Microtubule-stabilizing function of dVHL contributes to epithelial morphogenesis. See Duchi et al. (2010) for detailed experimental evidence. Schematics showing polarized follicle cells. In many organ-associated epithelial cells such as the follicle cells, microtubules are not centrosome anchored, but are instead organized in cortical bundles parallel to the apicobasal axis, with the plus-end localized basally (Bartolini and Gundersen, 2006). VHL interacts with microtubule and aPKC. Microtubule bundles are stabilized by VHL and are important for proper localization of the aPKC–Par6–Baz complex. aPKC–Par6–Baz complex prevents apical spreading of the Dlg–Lgl–Scrib complex, which in turn restricts aPKC–Par6–Baz complex to the apical region. The opposing actions of aPKC–Par6–Baz complex and Dlg–Lgl–Scrib complex help define the location of adherens junction (AJ). AJ, adherens junction; Arm, Armadillo (Drosophila homolog of β-catenin); α-Cat, α-catenin; Baz, Bazooka; Dlg, discs large; Lgl, lethal giant larvae; Scrib, scribble. Septate junction is an adhesion complex similar in function to the mammalian tight junction.

Figure 3

Epithelial–stromal interaction in VHL disease. The model is based on VHL functions verified in the model organisms and is focused on the epithelial and vascular phenotypes. Homozygous VHL mutant epithelial cells are shown losing epithelial characteristics (Duchi et al., 2010; Hsouna et al., 2010). These cells as well as heterozygous VHL mutant endothelial cells overexpress FGFR (short blue bar) on the surface, contributing to their increased response to the chemotactic bFGF ligand (Dammai et al., 2003; Champion et al., 2008; Hsouna et al., 2010).
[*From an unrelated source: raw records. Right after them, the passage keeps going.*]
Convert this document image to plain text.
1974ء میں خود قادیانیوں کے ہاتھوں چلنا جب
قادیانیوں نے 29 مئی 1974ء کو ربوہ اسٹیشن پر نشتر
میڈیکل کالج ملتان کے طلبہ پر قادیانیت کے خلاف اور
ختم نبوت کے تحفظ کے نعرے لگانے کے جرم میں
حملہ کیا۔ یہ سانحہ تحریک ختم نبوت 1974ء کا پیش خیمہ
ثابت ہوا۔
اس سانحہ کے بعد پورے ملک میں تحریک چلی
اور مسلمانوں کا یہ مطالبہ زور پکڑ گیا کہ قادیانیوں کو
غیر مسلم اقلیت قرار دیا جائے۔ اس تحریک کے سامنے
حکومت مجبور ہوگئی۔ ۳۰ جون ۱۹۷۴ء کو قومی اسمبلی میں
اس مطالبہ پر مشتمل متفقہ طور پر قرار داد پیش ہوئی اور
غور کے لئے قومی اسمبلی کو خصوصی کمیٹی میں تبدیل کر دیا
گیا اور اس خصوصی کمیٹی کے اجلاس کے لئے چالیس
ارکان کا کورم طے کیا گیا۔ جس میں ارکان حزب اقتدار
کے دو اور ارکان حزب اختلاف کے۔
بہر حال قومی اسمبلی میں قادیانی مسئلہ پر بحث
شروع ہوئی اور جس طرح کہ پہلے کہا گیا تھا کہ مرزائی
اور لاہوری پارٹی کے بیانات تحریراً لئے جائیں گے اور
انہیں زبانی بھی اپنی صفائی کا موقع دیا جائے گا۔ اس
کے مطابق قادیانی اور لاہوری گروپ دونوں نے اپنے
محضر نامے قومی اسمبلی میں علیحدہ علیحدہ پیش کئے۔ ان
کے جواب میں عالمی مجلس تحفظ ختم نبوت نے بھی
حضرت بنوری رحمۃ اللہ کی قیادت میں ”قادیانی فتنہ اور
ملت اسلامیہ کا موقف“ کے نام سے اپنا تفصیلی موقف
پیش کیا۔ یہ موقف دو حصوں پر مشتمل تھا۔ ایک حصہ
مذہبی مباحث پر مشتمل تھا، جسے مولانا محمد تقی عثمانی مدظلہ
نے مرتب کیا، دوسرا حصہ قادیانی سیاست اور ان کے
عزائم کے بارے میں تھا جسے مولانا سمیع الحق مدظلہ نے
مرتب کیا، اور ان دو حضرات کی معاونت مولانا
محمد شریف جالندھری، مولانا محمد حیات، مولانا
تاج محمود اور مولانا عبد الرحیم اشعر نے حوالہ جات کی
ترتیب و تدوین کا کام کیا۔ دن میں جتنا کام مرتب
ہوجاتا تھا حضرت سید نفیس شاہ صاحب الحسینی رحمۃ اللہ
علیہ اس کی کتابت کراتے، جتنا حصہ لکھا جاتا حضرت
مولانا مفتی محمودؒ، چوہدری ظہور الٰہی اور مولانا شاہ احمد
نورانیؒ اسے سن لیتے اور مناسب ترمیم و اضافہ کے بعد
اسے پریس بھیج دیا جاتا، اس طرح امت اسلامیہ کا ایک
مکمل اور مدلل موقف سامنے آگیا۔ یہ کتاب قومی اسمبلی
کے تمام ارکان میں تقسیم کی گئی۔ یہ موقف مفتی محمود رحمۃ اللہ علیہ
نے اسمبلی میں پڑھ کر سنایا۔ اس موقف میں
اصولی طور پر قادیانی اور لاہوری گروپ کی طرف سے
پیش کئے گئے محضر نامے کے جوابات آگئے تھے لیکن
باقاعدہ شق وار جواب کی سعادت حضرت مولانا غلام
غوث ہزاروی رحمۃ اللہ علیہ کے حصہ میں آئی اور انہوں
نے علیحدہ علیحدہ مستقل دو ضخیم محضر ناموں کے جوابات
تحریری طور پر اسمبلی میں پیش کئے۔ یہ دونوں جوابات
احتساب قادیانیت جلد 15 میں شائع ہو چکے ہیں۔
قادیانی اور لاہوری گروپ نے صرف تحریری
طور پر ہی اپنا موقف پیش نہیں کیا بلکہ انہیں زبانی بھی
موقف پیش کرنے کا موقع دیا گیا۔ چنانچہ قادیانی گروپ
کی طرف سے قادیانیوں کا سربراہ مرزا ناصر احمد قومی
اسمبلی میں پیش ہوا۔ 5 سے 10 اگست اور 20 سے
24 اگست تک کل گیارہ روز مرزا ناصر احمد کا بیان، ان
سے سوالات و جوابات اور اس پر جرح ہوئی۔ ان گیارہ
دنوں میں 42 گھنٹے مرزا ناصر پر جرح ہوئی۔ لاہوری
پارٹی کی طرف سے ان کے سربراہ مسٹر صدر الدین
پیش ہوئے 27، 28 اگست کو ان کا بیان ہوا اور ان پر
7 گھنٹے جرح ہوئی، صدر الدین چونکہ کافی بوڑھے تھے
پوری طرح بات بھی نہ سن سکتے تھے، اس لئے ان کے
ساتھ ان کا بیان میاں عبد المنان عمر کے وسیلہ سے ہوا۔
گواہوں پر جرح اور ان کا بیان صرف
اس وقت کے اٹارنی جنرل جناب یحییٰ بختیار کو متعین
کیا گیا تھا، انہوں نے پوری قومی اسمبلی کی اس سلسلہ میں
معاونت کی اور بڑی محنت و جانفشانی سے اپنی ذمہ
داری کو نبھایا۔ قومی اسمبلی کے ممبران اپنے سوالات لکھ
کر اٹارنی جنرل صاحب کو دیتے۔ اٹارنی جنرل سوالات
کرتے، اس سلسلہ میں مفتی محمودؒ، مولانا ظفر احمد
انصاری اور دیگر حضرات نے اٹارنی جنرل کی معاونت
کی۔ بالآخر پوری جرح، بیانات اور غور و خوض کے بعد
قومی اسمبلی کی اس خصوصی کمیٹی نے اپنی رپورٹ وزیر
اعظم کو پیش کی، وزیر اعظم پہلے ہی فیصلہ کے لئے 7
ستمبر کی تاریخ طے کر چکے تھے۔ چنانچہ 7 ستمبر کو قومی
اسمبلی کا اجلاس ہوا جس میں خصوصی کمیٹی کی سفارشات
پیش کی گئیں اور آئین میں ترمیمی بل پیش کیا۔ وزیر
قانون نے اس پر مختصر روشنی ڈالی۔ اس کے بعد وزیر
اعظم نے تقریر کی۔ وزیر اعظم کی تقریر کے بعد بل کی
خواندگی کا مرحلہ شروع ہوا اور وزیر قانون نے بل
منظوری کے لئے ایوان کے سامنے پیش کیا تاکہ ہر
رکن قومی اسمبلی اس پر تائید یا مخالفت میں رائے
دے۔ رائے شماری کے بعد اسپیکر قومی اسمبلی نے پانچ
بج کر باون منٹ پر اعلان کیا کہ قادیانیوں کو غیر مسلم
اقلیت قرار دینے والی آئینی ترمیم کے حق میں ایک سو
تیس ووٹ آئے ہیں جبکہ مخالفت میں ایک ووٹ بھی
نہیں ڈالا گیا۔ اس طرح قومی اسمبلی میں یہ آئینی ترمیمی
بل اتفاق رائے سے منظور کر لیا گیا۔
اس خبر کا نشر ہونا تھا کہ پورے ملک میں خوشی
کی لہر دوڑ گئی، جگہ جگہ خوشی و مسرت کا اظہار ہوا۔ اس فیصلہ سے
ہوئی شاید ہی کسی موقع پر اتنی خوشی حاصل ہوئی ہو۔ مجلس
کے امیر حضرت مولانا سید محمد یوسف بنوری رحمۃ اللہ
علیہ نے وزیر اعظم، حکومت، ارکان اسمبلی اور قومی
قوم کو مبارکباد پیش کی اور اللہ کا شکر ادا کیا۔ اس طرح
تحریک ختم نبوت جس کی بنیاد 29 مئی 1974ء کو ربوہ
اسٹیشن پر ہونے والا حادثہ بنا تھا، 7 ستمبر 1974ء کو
Mutant VHL cells overexpress HIF-α, leading to overproduction of VEGF, which in turn induces angiogenesis (van Rooijen et al., 2009, 2010) as well as metabolic switch that mimic hypoxic response (Bishop et al., 2004; Shen et al., 2005; Zehetner et al., 2008; van Rooijen et al., 2009). Homozygous VHL mutant ‘stromal cells’ neighboring the blood vessels, although not yet identified in model organisms, have been shown in human patients, presumably inducing angiogenesis via increased VEGF secretion (Vortmeyer et al., 1997; Park et al., 2007). Heterozygosity of VHL in the HSCs and resultant endothelial progenitor cells exhibit increased activity (Takubo et al., 2010; van Rooijen et al., 2010) and potentially can contribute to neovasculogenesis.